Enabling AWS S3#
For Union customers whose data plane is in AWS, we walk through setting up access to your own AWS S3 bucket.
AWS S3 in the Union environment
Your data plane is set up with a Kubernetes cluster and other resources. Among these are a number of S3 buckets used internally by the Union operator running in the cluster (see Platform architecture) to store things like workflow metadata.
These are not the S3 bucket we are talking about in this section.
We are discussing the case where you have your own S3 bucket that you set up to store input and output data used by your workflows.
Add permissions to your custom policy#
In order to enable access to an AWS resource (in this case S3) you need to create a custom policy in AWS IAM with the required permissions and attach it to either the existing User Flyte Role associated with your data plane Kubernetes cluster or to a custom role which you have created and attached to the cluster. The general procedure is covered in Enabling AWS resources.
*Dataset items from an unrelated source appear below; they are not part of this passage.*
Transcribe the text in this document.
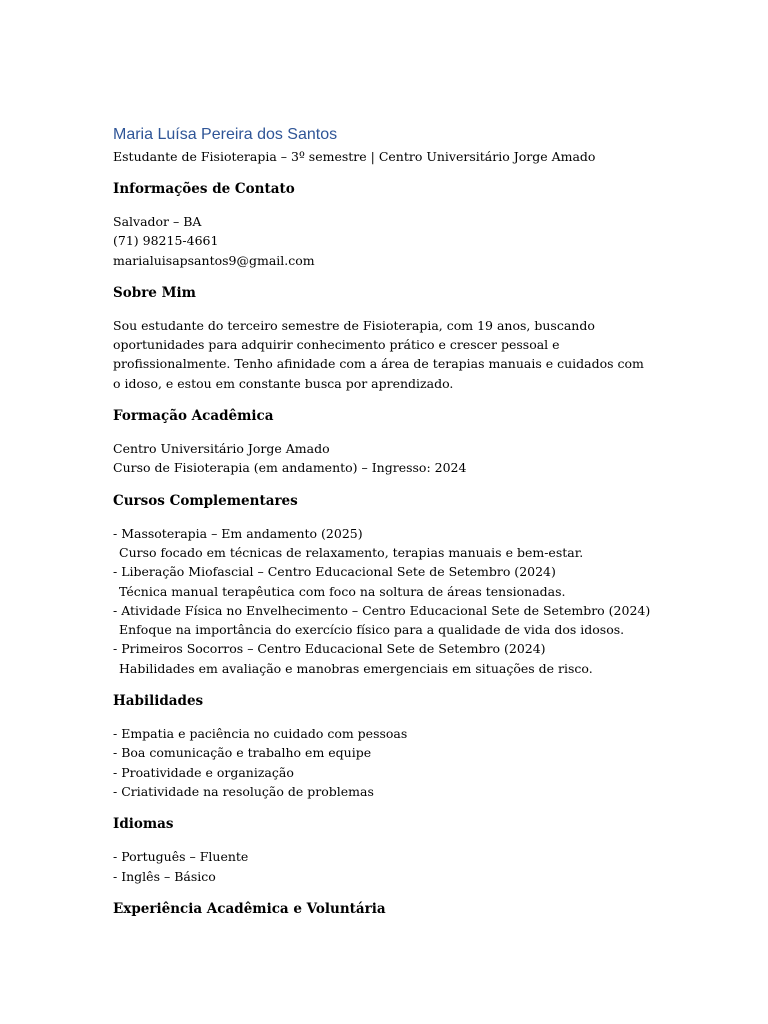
Maria Luísa Pereira dos Santos

Estudante de Fisioterapia – 3º semestre | Centro Universitário Jorge Amado

Informações de Contato

Salvador – BA

(71) 98215-4661

marialuisapsantos9@gmail.com

Sobre Mim

Sou estudante do terceiro semestre de Fisioterapia, com 19 anos, buscando oportunidades para adquirir conhecimento prático e crescer pessoal e profissionalmente. Tenho afinidade com a área de terapias manuais e cuidados com o idoso, e estou em constante busca por aprendizado.

Formação Acadêmica

Centro Universitário Jorge Amado

Curso de Fisioterapia (em andamento) – Ingresso: 2024

Cursos Complementares

- Massoterapia – Em andamento (2025)

Curso focado em técnicas de relaxamento, terapias manuais e bem-estar.

- Liberação Miofascial – Centro Educacional Sete de Setembro (2024)

Técnica manual terapêutica com foco na soltura de áreas tensionadas.

- Atividade Física no Envelhecimento – Centro Educacional Sete de Setembro (2024)

Enfoque na importância do exercício físico para a qualidade de vida dos idosos.

- Primeiros Socorros – Centro Educacional Sete de Setembro (2024)

Habilidades em avaliação e manobras emergenciais em situações de risco.

Habilidades

- Empatia e paciência no cuidado com pessoas

- Boa comunicação e trabalho em equipe

- Proatividade e organização

- Criatividade na resolução de problemas

Idiomas

- Português – Fluente

- Inglês – Básico

Experiência Acadêmica e Voluntária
In order to enable S3 access in particular, in the step #add-permissions-to-your-custom-policy you must specify the needed permissions. For example:
s3:ListBucket
- This permission allows you to list the objects in the bucket.s3:GetObject
- This permission allows you to retrieve objects from the bucket.s3:PutObject
- This permission allows you to upload objects to the bucket.
Here is a sample JSON policy document that grants these permissions:
{
"Version": "2012-10-17",
"Statement": [
{
"Sid": "AllowReadWriteBucket",
"Effect": "Allow",
"Action": [
"s3:ListBucket",
"s3:GetObject",
"s3:PutObject"
],
"Resource": [
"arn:aws:s3:::<BucketName>/*",
"arn:aws:s3:::<BucketName>"
]
}
]
}
In the Resource
field, replace <BucketName>
with the actual name of your S3 bucket.
Accessing S3 from your task code#
Once you have enabled access to your S3 bucket, you can use the standard AWS SDK for Python (Boto3) in your task code to read and write to it.